今月予定されていた死刑のうち、2人はすでに別の手続きを踏んで阻止されていた。連邦地裁は4月6日、ジェイソン・マックギ―の刑執行を中止し、さらに14日、ブルース・ワードにも同様の措置を取った。

CNNによれば、17日に死刑執行予定だったブルースは1990年に女性を絞殺した罪で収監されているが、弁護士は「ブルースに責任能力は無い」として死刑が適さないと主張してきた。ハーバード・ロースクールはレポートの中で、この8人の死刑囚のうちワードを含む6人が、精神的に何らかの異常があると指摘している。

【参考記事】インドの性犯罪者が野放しになる訳

論争は今後も続く

15日の執行差し止め命令を受けてアーカンソー州のレズリー・ラトレッジ検事総長は、判決を不服とし上訴する意向を示している。背景には、死刑執行までに「何十年も待っていた」という被害者家族の心理的苦痛もある。

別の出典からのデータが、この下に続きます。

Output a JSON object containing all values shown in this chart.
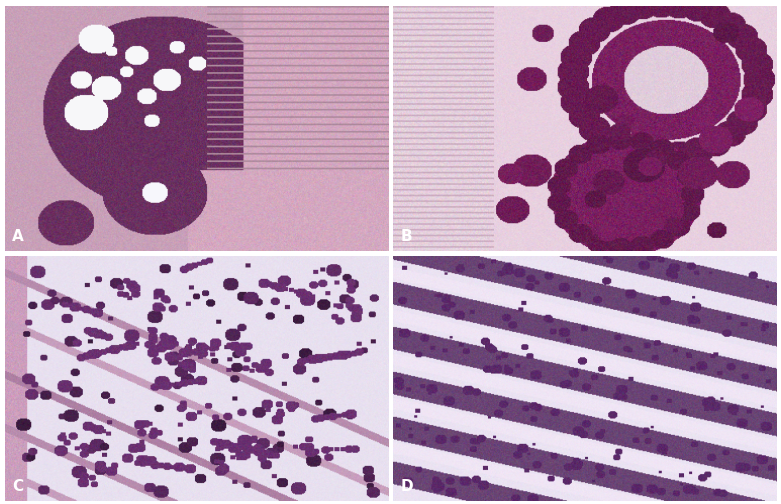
{
  "figure_width": 7.81,
  "figure_height": 5.04,
  "dpi": 100,
  "background_color": "#ffffff",
  "labels": [
    "A",
    "B",
    "C",
    "D"
  ],
  "label_color": "#ffffff",
  "label_fontsize": 11,
  "label_fontweight": "bold",
  "panels": [
    {
      "id": "A",
      "bg_color": "#c8a0b8",
      "cell_color": "#6a3060",
      "stroma_color": "#d4a8c0"
    },
    {
      "id": "B",
      "bg_color": "#d4b0c8",
      "cell_color": "#7a2060",
      "stroma_color": "#e8d0e0"
    },
    {
      "id": "C",
      "bg_color": "#dcc0d4",
      "cell_color": "#6a3070",
      "stroma_color": "#e8dce8"
    },
    {
      "id": "D",
      "bg_color": "#dcc4d8",
      "cell_color": "#5a2868",
      "stroma_color": "#ecdce8"
    }
  ]
}
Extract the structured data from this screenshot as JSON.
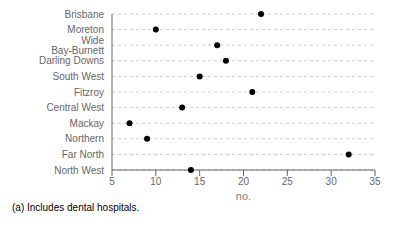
{
  "chart_data": {
    "type": "dot",
    "categories": [
      "Brisbane",
      "Moreton",
      "Wide Bay-Burnett",
      "Darling Downs",
      "South West",
      "Fitzroy",
      "Central West",
      "Mackay",
      "Northern",
      "Far North",
      "North West"
    ],
    "values": [
      22,
      10,
      17,
      18,
      15,
      21,
      13,
      7,
      9,
      32,
      14
    ],
    "xlim": [
      5,
      35
    ],
    "xticks": [
      5,
      10,
      15,
      20,
      25,
      30,
      35
    ],
    "xlabel": "no.",
    "annotations": [
      "(a) Includes dental hospitals."
    ],
    "color": "black",
    "marker": "circle",
    "grid": true
  }
}
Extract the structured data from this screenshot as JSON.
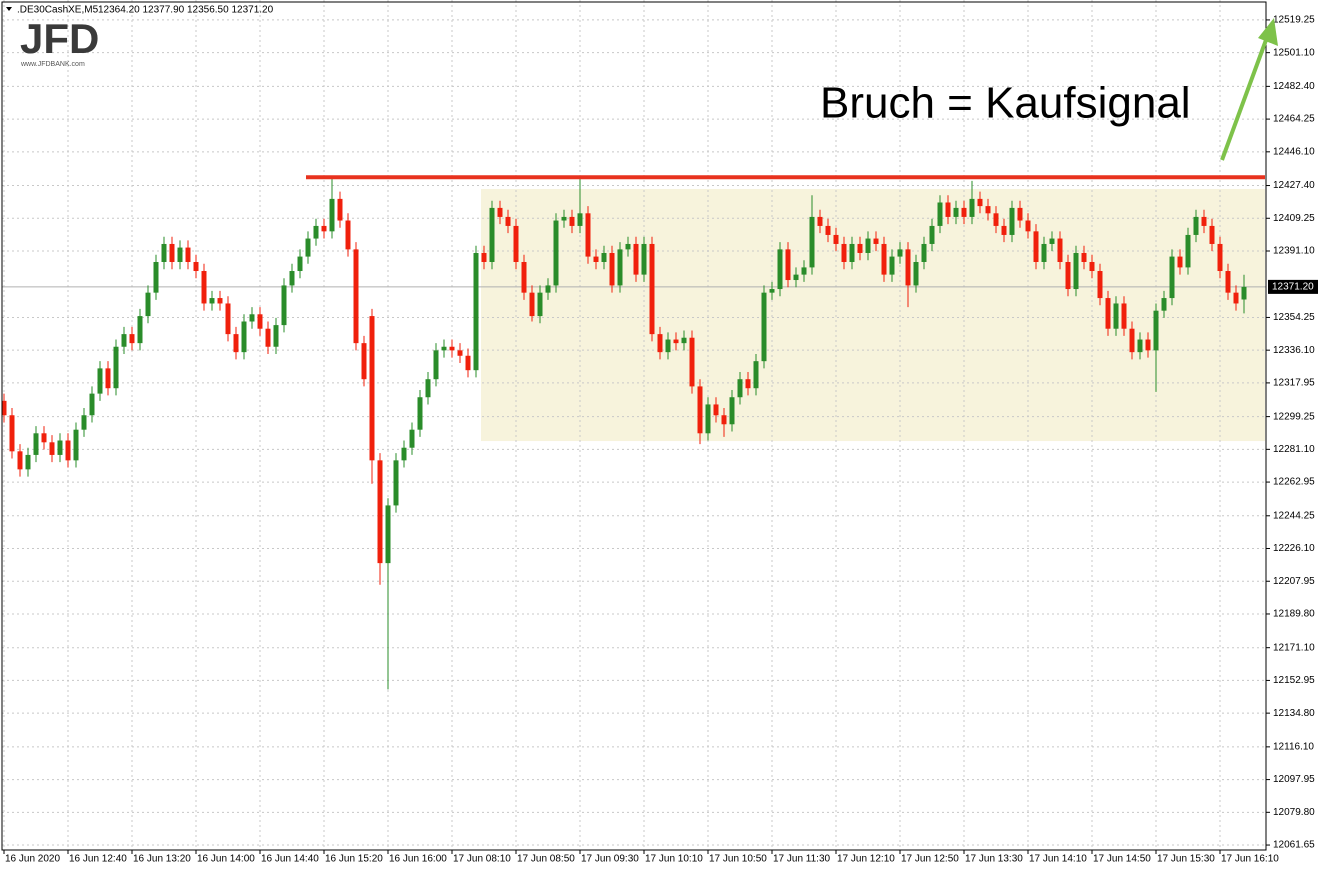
{
  "header": {
    "symbol": ".DE30CashXE,M5",
    "quote": "12364.20 12377.90 12356.50 12371.20"
  },
  "logo": {
    "brand": "JFD",
    "url": "www.JFDBANK.com"
  },
  "chart_data": {
    "type": "candlestick",
    "annotation": "Bruch = Kaufsignal",
    "up_color": "#2a8c2a",
    "down_color": "#f0200c",
    "grid": true,
    "ylim": [
      12058.9,
      12530.3
    ],
    "yticks": [
      12519.25,
      {
        "value": 12501.1,
        "label": "12501.10"
      },
      {
        "value": 12482.4,
        "label": "12482.40"
      },
      12464.25,
      {
        "value": 12446.1,
        "label": "12446.10"
      },
      {
        "value": 12427.4,
        "label": "12427.40"
      },
      12409.25,
      {
        "value": 12391.1,
        "label": "12391.10"
      },
      12354.25,
      {
        "value": 12336.1,
        "label": "12336.10"
      },
      12317.95,
      12299.25,
      {
        "value": 12281.1,
        "label": "12281.10"
      },
      12262.95,
      12244.25,
      {
        "value": 12226.1,
        "label": "12226.10"
      },
      12207.95,
      {
        "value": 12189.8,
        "label": "12189.80"
      },
      {
        "value": 12171.1,
        "label": "12171.10"
      },
      12152.95,
      {
        "value": 12134.8,
        "label": "12134.80"
      },
      {
        "value": 12116.1,
        "label": "12116.10"
      },
      12097.95,
      {
        "value": 12079.8,
        "label": "12079.80"
      },
      12061.65
    ],
    "current_price": {
      "value": 12371.2,
      "label": "12371.20"
    },
    "resistance": 12432,
    "range_box": {
      "low": 12285.7,
      "high": 12425.5
    },
    "categories": [
      "16 Jun 2020",
      null,
      null,
      null,
      null,
      null,
      null,
      null,
      "16 Jun 12:40",
      null,
      null,
      null,
      null,
      null,
      null,
      null,
      "16 Jun 13:20",
      null,
      null,
      null,
      null,
      null,
      null,
      null,
      "16 Jun 14:00",
      null,
      null,
      null,
      null,
      null,
      null,
      null,
      "16 Jun 14:40",
      null,
      null,
      null,
      null,
      null,
      null,
      null,
      "16 Jun 15:20",
      null,
      null,
      null,
      null,
      null,
      null,
      null,
      "16 Jun 16:00",
      null,
      null,
      null,
      null,
      null,
      null,
      null,
      "17 Jun 08:10",
      null,
      null,
      null,
      null,
      null,
      null,
      null,
      "17 Jun 08:50",
      null,
      null,
      null,
      null,
      null,
      null,
      null,
      "17 Jun 09:30",
      null,
      null,
      null,
      null,
      null,
      null,
      null,
      "17 Jun 10:10",
      null,
      null,
      null,
      null,
      null,
      null,
      null,
      "17 Jun 10:50",
      null,
      null,
      null,
      null,
      null,
      null,
      null,
      "17 Jun 11:30",
      null,
      null,
      null,
      null,
      null,
      null,
      null,
      "17 Jun 12:10",
      null,
      null,
      null,
      null,
      null,
      null,
      null,
      "17 Jun 12:50",
      null,
      null,
      null,
      null,
      null,
      null,
      null,
      "17 Jun 13:30",
      null,
      null,
      null,
      null,
      null,
      null,
      null,
      "17 Jun 14:10",
      null,
      null,
      null,
      null,
      null,
      null,
      null,
      "17 Jun 14:50",
      null,
      null,
      null,
      null,
      null,
      null,
      null,
      "17 Jun 15:30",
      null,
      null,
      null,
      null,
      null,
      null,
      null,
      "17 Jun 16:10",
      null,
      null,
      null
    ],
    "ohlc": [
      [
        12308,
        12312,
        12296,
        12300
      ],
      [
        12300,
        12304,
        12276,
        12280
      ],
      [
        12280,
        12284,
        12266,
        12270
      ],
      [
        12270,
        12282,
        12266,
        12278
      ],
      [
        12278,
        12294,
        12274,
        12290
      ],
      [
        12290,
        12294,
        12281,
        12285
      ],
      [
        12285,
        12289,
        12274,
        12278
      ],
      [
        12278,
        12290,
        12274,
        12286
      ],
      [
        12286,
        12290,
        12271,
        12275
      ],
      [
        12275,
        12296,
        12271,
        12292
      ],
      [
        12292,
        12304,
        12288,
        12300
      ],
      [
        12300,
        12316,
        12296,
        12312
      ],
      [
        12312,
        12330,
        12308,
        12326
      ],
      [
        12326,
        12330,
        12311,
        12315
      ],
      [
        12315,
        12342,
        12311,
        12338
      ],
      [
        12338,
        12349,
        12334,
        12345
      ],
      [
        12345,
        12349,
        12336,
        12340
      ],
      [
        12340,
        12359,
        12336,
        12355
      ],
      [
        12355,
        12372,
        12351,
        12368
      ],
      [
        12368,
        12389,
        12364,
        12385
      ],
      [
        12385,
        12399,
        12381,
        12395
      ],
      [
        12395,
        12399,
        12381,
        12385
      ],
      [
        12385,
        12397,
        12381,
        12393
      ],
      [
        12393,
        12397,
        12381,
        12385
      ],
      [
        12385,
        12389,
        12376,
        12380
      ],
      [
        12380,
        12384,
        12358,
        12362
      ],
      [
        12362,
        12369,
        12358,
        12365
      ],
      [
        12365,
        12369,
        12358,
        12362
      ],
      [
        12362,
        12366,
        12341,
        12345
      ],
      [
        12345,
        12349,
        12331,
        12335
      ],
      [
        12335,
        12356,
        12331,
        12352
      ],
      [
        12352,
        12360,
        12348,
        12356
      ],
      [
        12356,
        12360,
        12344,
        12348
      ],
      [
        12348,
        12352,
        12334,
        12338
      ],
      [
        12338,
        12354,
        12334,
        12350
      ],
      [
        12350,
        12376,
        12346,
        12372
      ],
      [
        12372,
        12384,
        12368,
        12380
      ],
      [
        12380,
        12392,
        12376,
        12388
      ],
      [
        12388,
        12402,
        12384,
        12398
      ],
      [
        12398,
        12409,
        12394,
        12405
      ],
      [
        12405,
        12409,
        12398,
        12402
      ],
      [
        12402,
        12432,
        12398,
        12420
      ],
      [
        12420,
        12424,
        12404,
        12408
      ],
      [
        12408,
        12412,
        12388,
        12392
      ],
      [
        12392,
        12396,
        12336,
        12340
      ],
      [
        12340,
        12344,
        12316,
        12320
      ],
      [
        12355,
        12359,
        12262,
        12275
      ],
      [
        12275,
        12279,
        12206,
        12218
      ],
      [
        12218,
        12254,
        12148,
        12250
      ],
      [
        12250,
        12279,
        12246,
        12275
      ],
      [
        12275,
        12286,
        12271,
        12282
      ],
      [
        12282,
        12296,
        12278,
        12292
      ],
      [
        12292,
        12314,
        12288,
        12310
      ],
      [
        12310,
        12324,
        12306,
        12320
      ],
      [
        12320,
        12340,
        12316,
        12336
      ],
      [
        12336,
        12342,
        12332,
        12338
      ],
      [
        12338,
        12342,
        12332,
        12336
      ],
      [
        12336,
        12340,
        12329,
        12333
      ],
      [
        12333,
        12337,
        12321,
        12325
      ],
      [
        12325,
        12394,
        12321,
        12390
      ],
      [
        12390,
        12394,
        12381,
        12385
      ],
      [
        12385,
        12419,
        12381,
        12415
      ],
      [
        12415,
        12419,
        12406,
        12410
      ],
      [
        12410,
        12414,
        12401,
        12405
      ],
      [
        12405,
        12409,
        12381,
        12385
      ],
      [
        12385,
        12389,
        12364,
        12368
      ],
      [
        12368,
        12372,
        12352,
        12355
      ],
      [
        12355,
        12372,
        12351,
        12368
      ],
      [
        12368,
        12376,
        12364,
        12372
      ],
      [
        12372,
        12412,
        12368,
        12408
      ],
      [
        12408,
        12414,
        12404,
        12410
      ],
      [
        12410,
        12414,
        12401,
        12405
      ],
      [
        12405,
        12432,
        12401,
        12412
      ],
      [
        12412,
        12416,
        12384,
        12388
      ],
      [
        12388,
        12392,
        12381,
        12385
      ],
      [
        12385,
        12394,
        12381,
        12390
      ],
      [
        12390,
        12394,
        12368,
        12372
      ],
      [
        12372,
        12396,
        12368,
        12392
      ],
      [
        12392,
        12399,
        12388,
        12395
      ],
      [
        12395,
        12399,
        12374,
        12378
      ],
      [
        12378,
        12399,
        12374,
        12395
      ],
      [
        12395,
        12399,
        12341,
        12345
      ],
      [
        12345,
        12349,
        12331,
        12335
      ],
      [
        12335,
        12346,
        12331,
        12342
      ],
      [
        12342,
        12346,
        12336,
        12340
      ],
      [
        12340,
        12347,
        12336,
        12343
      ],
      [
        12343,
        12347,
        12312,
        12316
      ],
      [
        12316,
        12320,
        12284,
        12290
      ],
      [
        12290,
        12310,
        12286,
        12306
      ],
      [
        12306,
        12310,
        12296,
        12300
      ],
      [
        12300,
        12304,
        12288,
        12295
      ],
      [
        12295,
        12314,
        12291,
        12310
      ],
      [
        12310,
        12324,
        12306,
        12320
      ],
      [
        12320,
        12324,
        12311,
        12315
      ],
      [
        12315,
        12334,
        12311,
        12330
      ],
      [
        12330,
        12372,
        12326,
        12368
      ],
      [
        12368,
        12374,
        12364,
        12370
      ],
      [
        12370,
        12396,
        12366,
        12392
      ],
      [
        12392,
        12396,
        12371,
        12375
      ],
      [
        12375,
        12382,
        12371,
        12378
      ],
      [
        12378,
        12386,
        12374,
        12382
      ],
      [
        12382,
        12422,
        12378,
        12410
      ],
      [
        12410,
        12414,
        12401,
        12405
      ],
      [
        12405,
        12409,
        12396,
        12400
      ],
      [
        12400,
        12404,
        12391,
        12395
      ],
      [
        12395,
        12399,
        12381,
        12385
      ],
      [
        12385,
        12399,
        12381,
        12395
      ],
      [
        12395,
        12399,
        12386,
        12390
      ],
      [
        12390,
        12402,
        12386,
        12398
      ],
      [
        12398,
        12402,
        12391,
        12395
      ],
      [
        12395,
        12399,
        12374,
        12378
      ],
      [
        12378,
        12392,
        12374,
        12388
      ],
      [
        12388,
        12396,
        12384,
        12392
      ],
      [
        12392,
        12396,
        12360,
        12372
      ],
      [
        12372,
        12389,
        12368,
        12385
      ],
      [
        12385,
        12399,
        12381,
        12395
      ],
      [
        12395,
        12409,
        12391,
        12405
      ],
      [
        12405,
        12422,
        12401,
        12418
      ],
      [
        12418,
        12422,
        12406,
        12410
      ],
      [
        12410,
        12419,
        12406,
        12415
      ],
      [
        12415,
        12419,
        12406,
        12410
      ],
      [
        12410,
        12430,
        12406,
        12420
      ],
      [
        12420,
        12424,
        12412,
        12416
      ],
      [
        12416,
        12420,
        12408,
        12412
      ],
      [
        12412,
        12416,
        12401,
        12405
      ],
      [
        12405,
        12409,
        12396,
        12400
      ],
      [
        12400,
        12419,
        12396,
        12415
      ],
      [
        12415,
        12419,
        12404,
        12408
      ],
      [
        12408,
        12412,
        12398,
        12402
      ],
      [
        12402,
        12406,
        12381,
        12385
      ],
      [
        12385,
        12399,
        12381,
        12395
      ],
      [
        12395,
        12402,
        12391,
        12398
      ],
      [
        12398,
        12402,
        12381,
        12385
      ],
      [
        12385,
        12389,
        12366,
        12370
      ],
      [
        12370,
        12394,
        12366,
        12390
      ],
      [
        12390,
        12394,
        12381,
        12385
      ],
      [
        12385,
        12389,
        12376,
        12380
      ],
      [
        12380,
        12384,
        12361,
        12365
      ],
      [
        12365,
        12369,
        12344,
        12348
      ],
      [
        12348,
        12366,
        12344,
        12362
      ],
      [
        12362,
        12366,
        12344,
        12348
      ],
      [
        12348,
        12352,
        12331,
        12335
      ],
      [
        12335,
        12346,
        12331,
        12342
      ],
      [
        12342,
        12346,
        12332,
        12336
      ],
      [
        12336,
        12362,
        12313,
        12358
      ],
      [
        12358,
        12369,
        12354,
        12365
      ],
      [
        12365,
        12392,
        12361,
        12388
      ],
      [
        12388,
        12392,
        12378,
        12382
      ],
      [
        12382,
        12404,
        12378,
        12400
      ],
      [
        12400,
        12414,
        12396,
        12410
      ],
      [
        12410,
        12414,
        12401,
        12405
      ],
      [
        12405,
        12409,
        12391,
        12395
      ],
      [
        12395,
        12399,
        12376,
        12380
      ],
      [
        12380,
        12384,
        12364,
        12368
      ],
      [
        12368,
        12372,
        12358,
        12362
      ],
      [
        12364.2,
        12377.9,
        12356.5,
        12371.2
      ]
    ]
  }
}
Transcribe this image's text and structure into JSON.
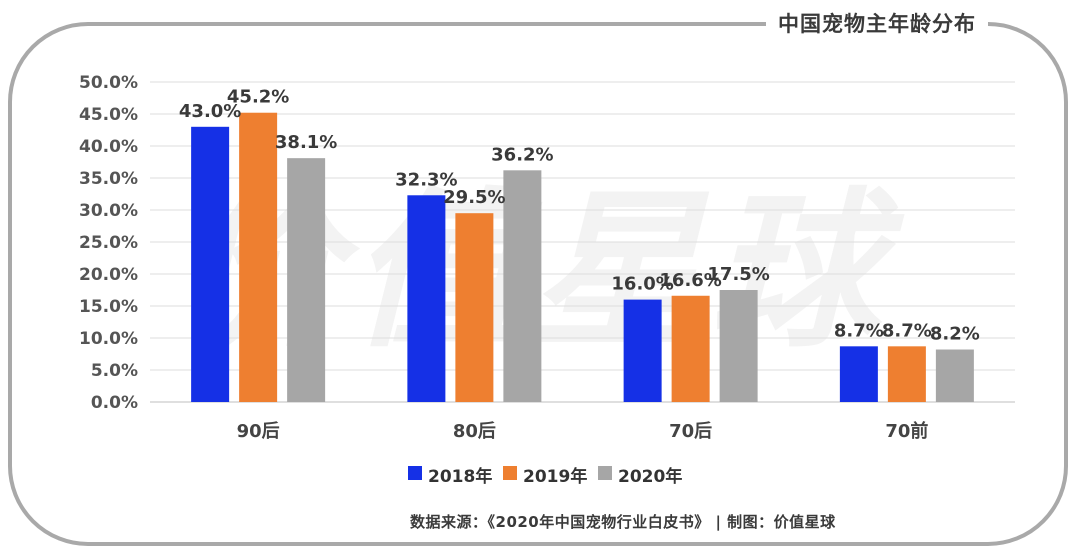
{
  "title": "中国宠物主年龄分布",
  "watermark": "价值星球",
  "source": "数据来源：《2020年中国宠物行业白皮书》  |  制图：价值星球",
  "colors": {
    "2018年": "#1530e6",
    "2019年": "#ee7f30",
    "2020年": "#a6a6a6"
  },
  "chart_data": {
    "type": "bar",
    "title": "中国宠物主年龄分布",
    "categories": [
      "90后",
      "80后",
      "70后",
      "70前"
    ],
    "series": [
      {
        "name": "2018年",
        "values": [
          43.0,
          32.3,
          16.0,
          8.7
        ],
        "labels": [
          "43.0%",
          "32.3%",
          "16.0%",
          "8.7%"
        ]
      },
      {
        "name": "2019年",
        "values": [
          45.2,
          29.5,
          16.6,
          8.7
        ],
        "labels": [
          "45.2%",
          "29.5%",
          "16.6%",
          "8.7%"
        ]
      },
      {
        "name": "2020年",
        "values": [
          38.1,
          36.2,
          17.5,
          8.2
        ],
        "labels": [
          "38.1%",
          "36.2%",
          "17.5%",
          "8.2%"
        ]
      }
    ],
    "yticks": [
      "0.0%",
      "5.0%",
      "10.0%",
      "15.0%",
      "20.0%",
      "25.0%",
      "30.0%",
      "35.0%",
      "40.0%",
      "45.0%",
      "50.0%"
    ],
    "ylim": [
      0,
      50
    ],
    "ytick_step": 5,
    "grid": true,
    "legend_position": "bottom"
  }
}
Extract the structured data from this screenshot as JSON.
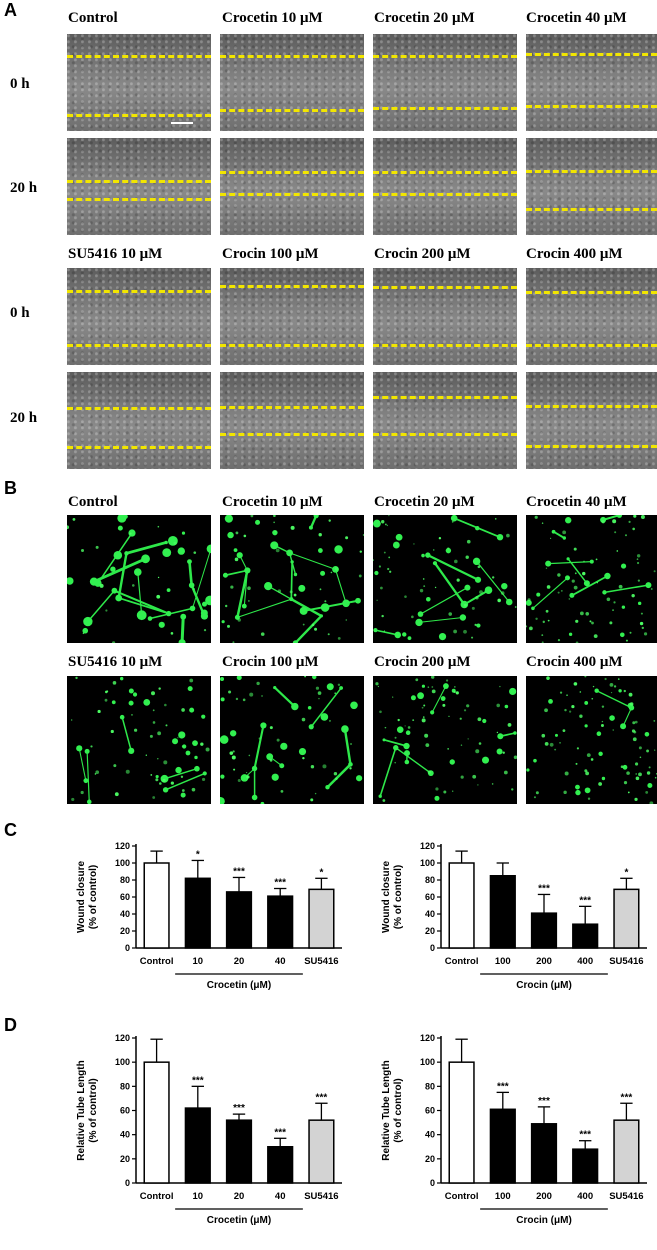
{
  "panel_labels": {
    "a": "A",
    "b": "B",
    "c": "C",
    "d": "D"
  },
  "panel_a": {
    "top_titles": [
      "Control",
      "Crocetin 10 μM",
      "Crocetin 20 μM",
      "Crocetin 40 μM"
    ],
    "bottom_titles": [
      "SU5416 10 μM",
      "Crocin 100 μM",
      "Crocin 200 μM",
      "Crocin 400 μM"
    ],
    "rows": [
      "0 h",
      "20 h",
      "0 h",
      "20 h"
    ]
  },
  "panel_b": {
    "top_titles": [
      "Control",
      "Crocetin 10 μM",
      "Crocetin 20 μM",
      "Crocetin 40 μM"
    ],
    "bottom_titles": [
      "SU5416 10 μM",
      "Crocin 100 μM",
      "Crocin 200 μM",
      "Crocin 400 μM"
    ]
  },
  "chart_data": [
    {
      "type": "bar",
      "panel": "C",
      "ylabel": "Wound closure\n(% of control)",
      "ylim": [
        0,
        120
      ],
      "yticks": [
        0,
        20,
        40,
        60,
        80,
        100,
        120
      ],
      "categories": [
        "Control",
        "10",
        "20",
        "40",
        "SU5416"
      ],
      "values": [
        100,
        82,
        66,
        61,
        69
      ],
      "errors": [
        14,
        21,
        17,
        9,
        13
      ],
      "significance": [
        "",
        "*",
        "***",
        "***",
        "*"
      ],
      "fills": [
        "#ffffff",
        "#000000",
        "#000000",
        "#000000",
        "#d3d3d3"
      ],
      "group_label": "Crocetin (μM)"
    },
    {
      "type": "bar",
      "panel": "C",
      "ylabel": "Wound closure\n(% of control)",
      "ylim": [
        0,
        120
      ],
      "yticks": [
        0,
        20,
        40,
        60,
        80,
        100,
        120
      ],
      "categories": [
        "Control",
        "100",
        "200",
        "400",
        "SU5416"
      ],
      "values": [
        100,
        85,
        41,
        28,
        69
      ],
      "errors": [
        14,
        15,
        22,
        21,
        13
      ],
      "significance": [
        "",
        "",
        "***",
        "***",
        "*"
      ],
      "fills": [
        "#ffffff",
        "#000000",
        "#000000",
        "#000000",
        "#d3d3d3"
      ],
      "group_label": "Crocin (μM)"
    },
    {
      "type": "bar",
      "panel": "D",
      "ylabel": "Relative Tube Length\n(% of control)",
      "ylim": [
        0,
        120
      ],
      "yticks": [
        0,
        20,
        40,
        60,
        80,
        100,
        120
      ],
      "categories": [
        "Control",
        "10",
        "20",
        "40",
        "SU5416"
      ],
      "values": [
        100,
        62,
        52,
        30,
        52
      ],
      "errors": [
        19,
        18,
        5,
        7,
        14
      ],
      "significance": [
        "",
        "***",
        "***",
        "***",
        "***"
      ],
      "fills": [
        "#ffffff",
        "#000000",
        "#000000",
        "#000000",
        "#d3d3d3"
      ],
      "group_label": "Crocetin (μM)"
    },
    {
      "type": "bar",
      "panel": "D",
      "ylabel": "Relative Tube Length\n(% of control)",
      "ylim": [
        0,
        120
      ],
      "yticks": [
        0,
        20,
        40,
        60,
        80,
        100,
        120
      ],
      "categories": [
        "Control",
        "100",
        "200",
        "400",
        "SU5416"
      ],
      "values": [
        100,
        61,
        49,
        28,
        52
      ],
      "errors": [
        19,
        14,
        14,
        7,
        14
      ],
      "significance": [
        "",
        "***",
        "***",
        "***",
        "***"
      ],
      "fills": [
        "#ffffff",
        "#000000",
        "#000000",
        "#000000",
        "#d3d3d3"
      ],
      "group_label": "Crocin (μM)"
    }
  ]
}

一方で同連邦地裁のクリスティン・ベイカー裁判官は「ミダゾラムが死刑囚に適切に効かない場合、死ぬ前に重度の痛みを被る」として、囚人側が死刑の執行方法について争うことは可能だとしている。

法、製薬業界、被害者心理という複雑な問題が絡み合うテーマだけに、今後も論争は続きそうだ。